わたしは小腰を屈めたままシルヴィアに小声で注意する。
「(膝をついてアラソン公の人差し指を押し戴いてキスをしろ。アラソン公はお前に格別の配慮を示しているのだ。ありがたく受け取るがいい)」
シルヴィアはわたしが言ったようにアラソン公の指にキスをした。
これでシルヴィアはアラソン公の保護を受ける。なにしろ貴族たちの見ている前でアラソン公の指を与えられたのだからな。ロレーヌの乙女に文句を言う奴はアラソン公に盾を突くということになる。

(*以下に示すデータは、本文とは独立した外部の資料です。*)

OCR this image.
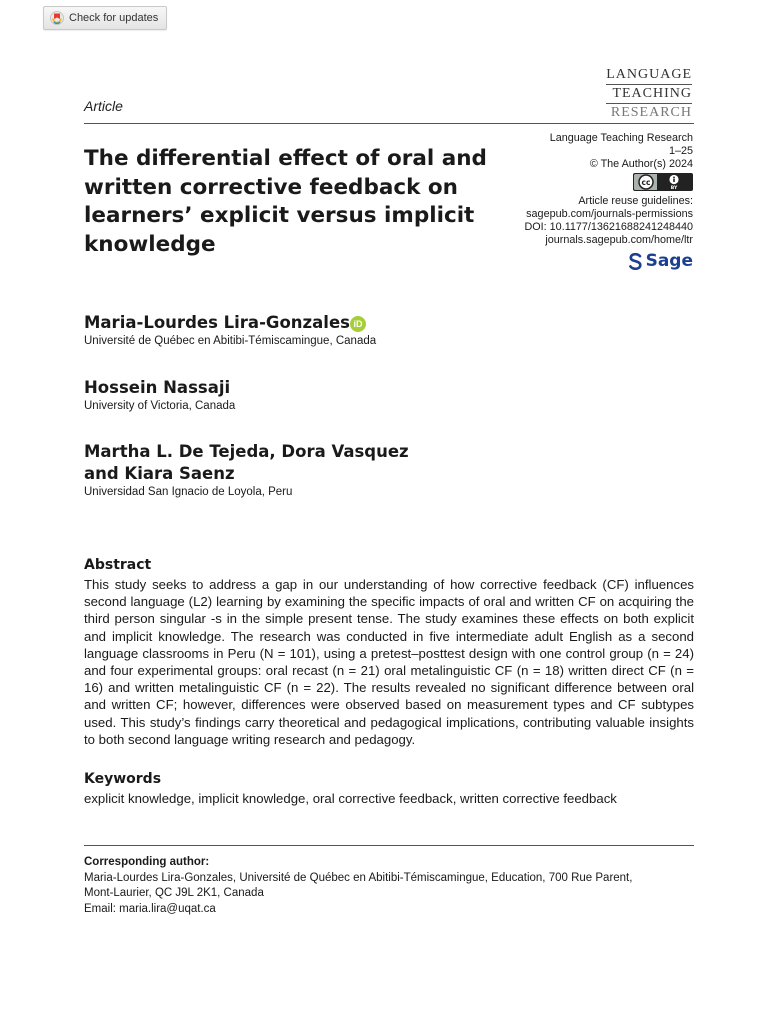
Check for updates
LANGUAGE
TEACHING
RESEARCH
Article
The differential effect of oral and written corrective feedback on learners’ explicit versus implicit knowledge
Language Teaching Research
1–25
© The Author(s) 2024
cc
BY
Article reuse guidelines:
sagepub.com/journals-permissions
DOI: 10.1177/13621688241248440
journals.sagepub.com/home/ltr
Sage
Maria-Lourdes Lira-Gonzales iD
Université de Québec en Abitibi-Témiscamingue, Canada
Hossein Nassaji
University of Victoria, Canada
Martha L. De Tejeda, Dora Vasquez
and Kiara Saenz
Universidad San Ignacio de Loyola, Peru
Abstract

This study seeks to address a gap in our understanding of how corrective feedback (CF) influences second language (L2) learning by examining the specific impacts of oral and written CF on acquiring the third person singular -s in the simple present tense. The study examines these effects on both explicit and implicit knowledge. The research was conducted in five intermediate adult English as a second language classrooms in Peru (N = 101), using a pretest–posttest design with one control group (n = 24) and four experimental groups: oral recast (n = 21) oral metalinguistic CF (n = 18) written direct CF (n = 16) and written metalinguistic CF (n = 22). The results revealed no significant difference between oral and written CF; however, differences were observed based on measurement types and CF subtypes used. This study’s findings carry theoretical and pedagogical implications, contributing valuable insights to both second language writing research and pedagogy.

Keywords
explicit knowledge, implicit knowledge, oral corrective feedback, written corrective feedback
Corresponding author:
Maria-Lourdes Lira-Gonzales, Université de Québec en Abitibi-Témiscamingue, Education, 700 Rue Parent,
Mont-Laurier, QC J9L 2K1, Canada
Email: maria.lira@uqat.ca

さて。これからわたしは待ちに待ったひと仕事をしよう。
「お歴々の皆さま。アラソン公はロレーヌの乙女となにやら内密なお話があるご様子。お気をきかせて別室へなりと退出すべきじゃございませんか。わたくしもみなさまにお話しがございましてよ。オホホホホ」
「ご婦人。そなた、本当に乙女の姉か?それになにやら剣呑な雰囲気があるが」
偉丈夫が勘の鋭いことを言う。だが、先ほどの無礼をまず先に謝るのが筋だろうが。唐変木め。わたしは今頃婦人扱いしても許しはしないぞ。
ジル・ド・レイはまだぶつぶつ呟いている。
「丸ぽちゃ。黒目。栗毛。可愛い。丸ぽちゃ。黒目。栗毛。可愛い。こんなんじゃない。こんなんじゃない」
「小娘が俺様に何の用があるんだ」
ラ・イルがあからさまに見下してくる。
フム。以前なら大の男3人一度に相手するのは少々きつかったが、今じゃ武侠小説武芸に目覚めているからな。愛銃がなくても朝飯前だ。覚悟しろよ。おフランスの脳筋ども。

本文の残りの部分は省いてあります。